I saw several groups of young people, many wearing the same athletic shirt, a team, off to another country to play. I watched them excitedly talk to one another, several of them clutching their brand-new passports. I am glad they are getting out and into the world. I wish all young Americans could get out of America for two weeks a year during high school and experience the huge world outside of America. I think we would all be the better for it.

Finally, it was time to board and off I went to Frankfurt, Germany, an airport that often requires several minutes of walking to get to the next flight. I don't know how many times I have been there. Hell, I'll be back again in two weeks for Wacken Open Air.

Several hours after that, I found myself in Copenhagen, Denmark, with a day off before the shows started. This is where the battle starts. Me vs. jet lag. I cannot stay in the hotel room. There is a bed in there, and if I take a nap to even out, it usually turns into a several-hour, dream-filled, semi-conscious toss-and-turn that depresses the hell out of me. So I do my best to stay out of the room, keep moving and pretend I am not tired enough to wander into a moving car.

This kind of exhaustion is what I think withdrawal might be like. Can't get anything done, can't think straight, everything sounds strange, it's no fun. However, this state is one I am all too familiar with.

The light cycle in Scandinavia at this time of the year only enhances the life-is-weird factor of jet lag. The sun stubbornly sits high in the sky until almost 9:30 at night, takes a brief break below the horizon and then starts making its way back up a few hours later.

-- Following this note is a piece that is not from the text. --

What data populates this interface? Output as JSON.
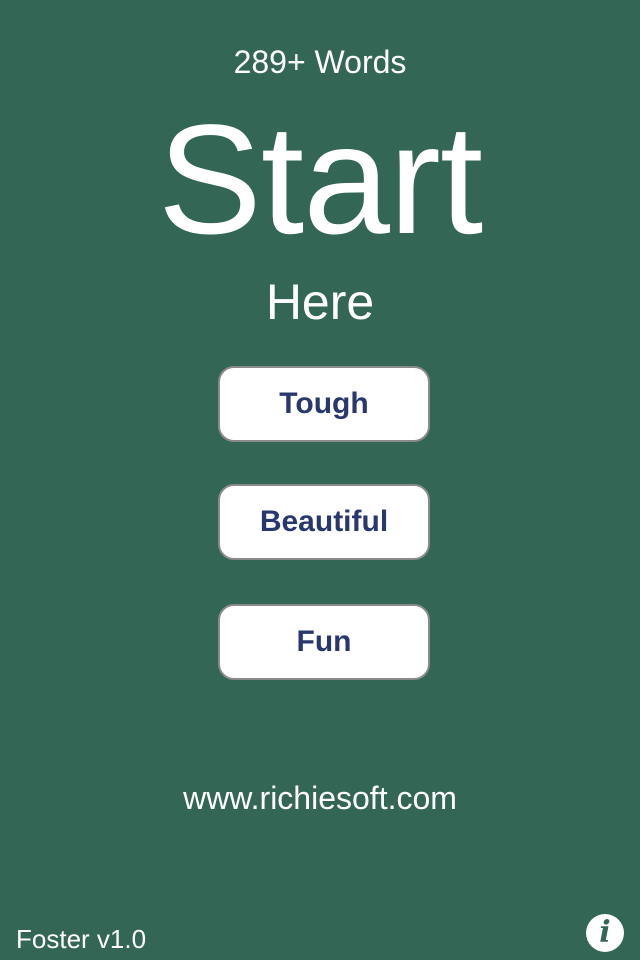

I quite enjoy that part of the world. There are some strange and amazing bands and the people, at least my audience, are really cool.

On my night off, in an effort to level out, I left the hotel and walked along a road that bordered a field full of sheep. At one point, I stopped and just stared at sheep for a very long time. The sheer Zen absurdity alone was worth the trip.

Soon enough, it was showtime. Every day, I was on a different stage talking to thousands of young people. The jet lag had magically disappeared and the only hang-up was that I wished I had been given more stage time.

When I am looking out at all those bright, young faces, I get overwhelmingly optimistic. I really believe that these are the ones who won't get fooled again, to borrow from Mr. Townshend. I might be naive, but I think I am right about this and that the world is headed in a good direction.

A few hours after the last show, I was back at the airport, to take the same flights in reverse, back to LAX.

I am now sitting at my desk, fairly marveling at the temperature outside. L.A. swallows me up so quickly, I feel as if I never left; the shows seem about a year old. The combination of jet lag, sleep deprivation, the almost ceaseless light and the pressure of performance makes it all seem like a weeklong daydream. I'll take this over real life anytime.